The Queensland Environment Department last month sent inspectors to the mine to check on four storage ponds on the site.

They identified “significant management issues associated with acid mine drainage and insufficient contaminated mine water storage capacity to cater for wet season inflows”.

The department has told the ABC that testing had identified elevated levels of heavy metals in the water stored at the site, including copper, iron, manganese, zinc and nickel.

It said that while cyanide was detected in samples, they were less than “the level for release to surface waters cited in the International Cyanide Management Code”.

The owners of the mine, Texas Silver Mines Pty Ltd, went into liquidation in July.

According to the internal government document, the liquidators advised that “they were ceasing all activities on site and had no money to carry out any works including pumping contaminated water around the site … the liquidators have issued notice to disclaim the mining lease and have abandoned the site”.

The liquidators, Pitcher Partners, said they were within their rights to take this action.

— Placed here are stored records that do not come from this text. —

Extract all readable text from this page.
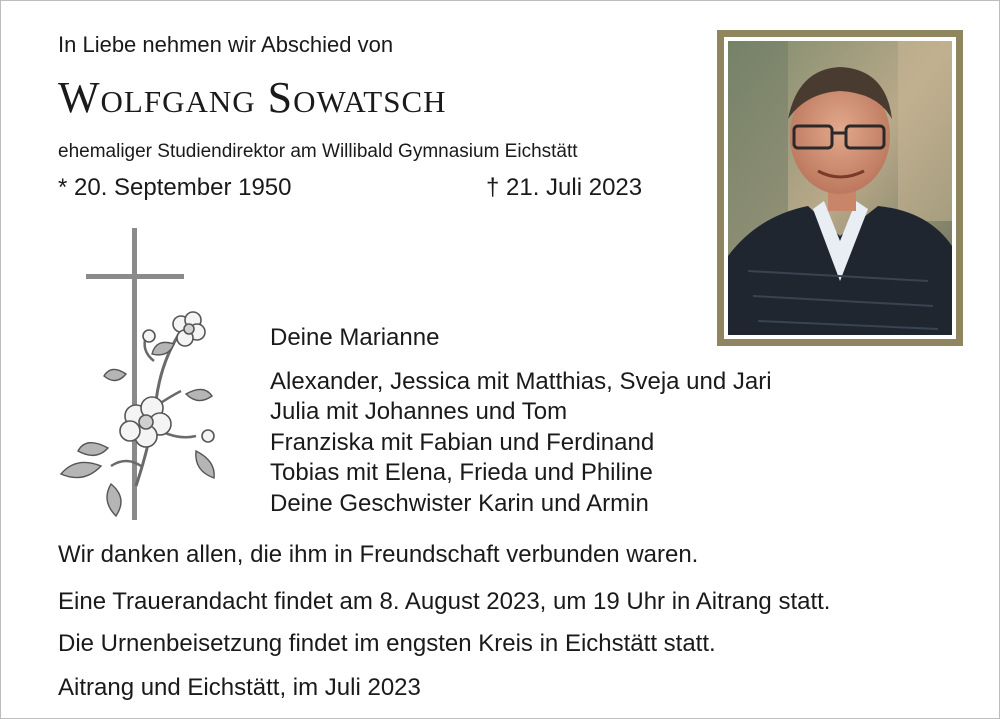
In Liebe nehmen wir Abschied von
Wolfgang Sowatsch
ehemaliger Studiendirektor am Willibald Gymnasium Eichstätt
* 20. September 1950	† 21. Juli 2023
Deine Marianne
Alexander, Jessica mit Matthias, Sveja und Jari
Julia mit Johannes und Tom
Franziska mit Fabian und Ferdinand
Tobias mit Elena, Frieda und Philine
Deine Geschwister Karin und Armin
Wir danken allen, die ihm in Freundschaft verbunden waren.
Eine Trauerandacht findet am 8. August 2023, um 19 Uhr in Aitrang statt.
Die Urnenbeisetzung findet im engsten Kreis in Eichstätt statt.
Aitrang und Eichstätt, im Juli 2023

“We are dealing with this matter in accordance with the law and our obligations, all of which we take incredibly seriously,” the company said in an email to the ABC.

But the Environment Department said the financial assurance (FA) of $2.06 million held for the mine was not enough to clean up the site.

“In January 2015 a recalculation of that FA identified that the rehabilitation liability may be as high as $9.8 [million],” the internal document stated.

Cattle and crop farmer Tim Ramsay, whose property at Bonshaw upstream from the mine straddles the Dumaresq River, said a spill would be “catastrophic”.

“Environmental safeguards should be there so if [a mining company does] go broke, the environment can be cleaned up without it being a heavy burden to taxpayers,” Mr Ramsay said.

“If it was to affect the wildlife in the river, or the quality of the produce that we produce, or just the ecosystem in general, it would be catastrophic.”